In a second major P&C insurance-industry M&A deal this week, ACE Limited and The Chubb Corporation announced today that the boards of directors of both companies have unanimously approved an agreement under which ACE will acquire Chubb.
As a result of the acquisition, the new company will move up into the “elite” group of global P&C insurers, with a combined total shareholders’ equity of nearly $46 billion and cash, investments and other assets of $150 billion. The transaction is expected to close during the first quarter of 2016.
The combined company, which will assume the Chubb name, is expected to remain a growth company with complementary products, distribution and customer segments.
“We are thrilled to announce the acquisition of Chubb, a venerable company with a great brand,” Evan G. Greenberg, chairman and CEO of ACE Limited, said in a statement. “We are combining two great underwriting companies that are highly complementary. We will make each other better and create a unique company in a class of its own that has greater growth and earning power than the sum of the two companies separately.”
John D. Finnegan, chairman, president and CEO of Chubb, said, “The combination brings together two highly respected and successful companies with complementary capabilities, assets and geographic footprints. We are pleased that the combined company will adopt the Chubb brand and view this as an affirmation that both companies share a commitment to the attributes of quality and service the brand represents.”

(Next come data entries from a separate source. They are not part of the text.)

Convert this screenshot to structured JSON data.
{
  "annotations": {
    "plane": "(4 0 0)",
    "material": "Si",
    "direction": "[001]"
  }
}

ACE’s U.S. commercial lines business provides a broad range of product and services for industrial, commercial, multinational and upper middle market companies, and relies heavily on brokers for distribution. Chubb is best known in the U.S. primarily as a middle-market commercial, specialty and surety insurer with a broad product portfolio and a major agency network. Chubb may be best known in the U.S. for its personal lines coverage to high-net-worth customers—a market that ACE also has been targeting.